To enrich your life, “clear out the old and bring in the new,” Titan Gilroy said to more than two dozen inmates getting ready for a new vocational training course.
“Learn these skills if you want to honor your community and your family,” Gilroy added while pointing at a shop full of high-tech Computer Numerical Control (CNC) machines. He spoke while standing in the machine shop of San Quentin’s newest Career Technical Education (CTE) vocational program, called Titans of CNC Academy.
San Quentin musicians joined The Maxx Cabello Jr. Band to entertain the crowd of about 100 people, including inmates, prison staffers, CTE manager Michael Valdez, director of CDCR’s Office of Correctional Education Brant Choate and Warden Ron Davis.
“It was about two years ago, Titan and Mike pitched the idea to me,” Davis said. “All I had to do is say, ‘Do this.’ It’s the hard work of the volunteers, inmates and staff who got us here.”
Davis pointed out that programs like Titans of CNC Academy give inmates the skills they need to stay out of prison and drive down recidivism rates, which saves taxpayers money.
“There are 132,000 incarcerated men and women in the state’s prisons,” Valdez added. “Out of that, 70 percent will go home someday.
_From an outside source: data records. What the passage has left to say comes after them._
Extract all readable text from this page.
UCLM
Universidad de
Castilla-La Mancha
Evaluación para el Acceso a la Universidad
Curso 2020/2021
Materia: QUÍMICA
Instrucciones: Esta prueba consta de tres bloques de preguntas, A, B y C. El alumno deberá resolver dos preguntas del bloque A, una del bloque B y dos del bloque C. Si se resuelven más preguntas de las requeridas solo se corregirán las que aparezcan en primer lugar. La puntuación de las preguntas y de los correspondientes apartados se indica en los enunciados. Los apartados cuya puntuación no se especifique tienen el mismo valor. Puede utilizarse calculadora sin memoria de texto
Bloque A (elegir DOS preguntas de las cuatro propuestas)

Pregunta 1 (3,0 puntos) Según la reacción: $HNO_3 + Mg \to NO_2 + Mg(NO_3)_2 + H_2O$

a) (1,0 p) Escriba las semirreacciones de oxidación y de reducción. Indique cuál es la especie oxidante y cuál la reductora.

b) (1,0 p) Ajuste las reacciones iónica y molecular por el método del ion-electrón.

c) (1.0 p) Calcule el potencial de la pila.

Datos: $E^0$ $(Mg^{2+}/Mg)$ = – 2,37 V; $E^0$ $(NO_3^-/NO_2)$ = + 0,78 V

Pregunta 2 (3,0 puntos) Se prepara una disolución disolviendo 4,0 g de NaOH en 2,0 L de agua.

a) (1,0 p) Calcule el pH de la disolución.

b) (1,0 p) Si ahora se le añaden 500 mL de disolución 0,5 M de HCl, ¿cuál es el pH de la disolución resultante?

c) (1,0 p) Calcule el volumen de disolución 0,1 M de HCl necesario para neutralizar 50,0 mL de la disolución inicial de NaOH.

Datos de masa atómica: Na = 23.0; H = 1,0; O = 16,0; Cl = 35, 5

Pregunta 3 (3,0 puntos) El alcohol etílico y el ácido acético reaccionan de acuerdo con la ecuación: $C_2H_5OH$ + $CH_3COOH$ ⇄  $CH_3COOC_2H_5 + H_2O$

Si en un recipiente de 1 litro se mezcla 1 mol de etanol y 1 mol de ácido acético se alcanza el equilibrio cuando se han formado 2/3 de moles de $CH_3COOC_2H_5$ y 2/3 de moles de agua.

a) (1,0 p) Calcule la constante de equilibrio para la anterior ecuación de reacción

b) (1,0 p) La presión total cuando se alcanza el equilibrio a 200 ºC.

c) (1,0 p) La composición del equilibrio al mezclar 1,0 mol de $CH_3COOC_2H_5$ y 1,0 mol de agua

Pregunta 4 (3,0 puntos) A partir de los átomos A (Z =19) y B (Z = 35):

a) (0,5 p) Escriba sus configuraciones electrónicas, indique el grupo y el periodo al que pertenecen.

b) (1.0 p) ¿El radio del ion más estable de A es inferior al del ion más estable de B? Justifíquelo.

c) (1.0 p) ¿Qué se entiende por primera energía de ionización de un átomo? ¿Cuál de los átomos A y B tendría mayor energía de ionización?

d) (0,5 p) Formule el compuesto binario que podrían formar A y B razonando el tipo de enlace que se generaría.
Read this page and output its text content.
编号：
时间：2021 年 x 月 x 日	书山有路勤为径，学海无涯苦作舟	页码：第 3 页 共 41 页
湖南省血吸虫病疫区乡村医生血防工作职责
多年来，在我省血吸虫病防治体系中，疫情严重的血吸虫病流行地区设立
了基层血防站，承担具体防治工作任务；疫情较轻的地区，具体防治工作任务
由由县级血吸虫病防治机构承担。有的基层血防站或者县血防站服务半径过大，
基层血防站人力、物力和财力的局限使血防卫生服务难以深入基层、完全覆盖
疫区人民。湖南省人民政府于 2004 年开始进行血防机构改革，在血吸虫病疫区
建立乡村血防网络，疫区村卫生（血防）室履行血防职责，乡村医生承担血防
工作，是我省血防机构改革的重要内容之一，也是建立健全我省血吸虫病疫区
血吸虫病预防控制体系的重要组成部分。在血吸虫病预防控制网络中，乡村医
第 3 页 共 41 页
That means about 90,000 are getting out. These skills make them a positive force in the community. These programs allow them to take advantage — to look at themselves in the mirror, identify their rough edges and change them.”
Choate chimed in, “This pilot project will allow us to take our success to three prisons that currently have machine shop programs.”
Gilroy gave a tour of the shop while wearing his traditional black t-shirt that sports a soaring eagle and Titans of CNC in big white letters on its front and “Made in the USA” on its back. Two years ago, he assembled a team of experts and recruited several inmates to set up the shop. The grand opening was May 17.
“The entire project has been amazing. Besides my family and employees, this is the best thing I’ve been involved with my entire life,” Gilroy said. “I was one guy coming out of prison and wanted to come back,” he added, “This restoration is going to happen. There are things that we need to conquer. We need to get rid of the darkness and dust and build this facility.”
Titan said he was impressed by the level of dedication shown by the students, particularly inmate Carlos Smith.
“Carlos was over there programming when I came in,” Gilroy said while pointing at the rows of donated laptop computers for the students. “Out there, they say you can’t program until year two. But guys like Carlos are doing it within months. We are here so that you can learn a skill to get a job and take care of your families and kids. It’s about serving society and families and taking pride in that.”
Valdez said he brought the band members to the grand opening as an inspirational gesture to the inmates and for encouragement.
Maxx Cabello Jr. said he grew up from humble beginnings on the streets of San Jose.
“Learn these skills if you want to honor your community and your family”
“Being in this machine shop inside a prison is an aspect of life that I would normally never see,” Cabello said. “It could have been easy for me to make one bad choice, and I knew people who did make one bad choice — that has always stayed with me. So, rehabilitation and all the programs are amazing and important to do.”
Alex Cabello, Maxx’s older brother, said, “Coming inside San Quentin is satisfying. There’s an educational atmosphere in the machine shop.” The 38-year-old bass player added, “It’s definitely more than I expected — the shop has great opportunities for the inmates.”
Drummer Eric Loera said, “I always see the prison from the outside. I didn’t come here to judge people. We’re all human. Music brings people together.” He added, “I wasn’t expecting to see such a clean shop.”
Before the ribbon cutting ceremony, Public Information Officer Lt. Sam Robinson addressed the crowd.
“Today is another extraordinary day in San Quentin. The men in blue reconstructed this place from a place indescribable to a model of what vocational training is today,” Robinson said. “This big guy came in with his black shirt and big truck, shaking and rumbling, with this idea of reinventing machining inside a prison, and our operations got modernized for people to leave here with hope and opportunity to live the American Dream.”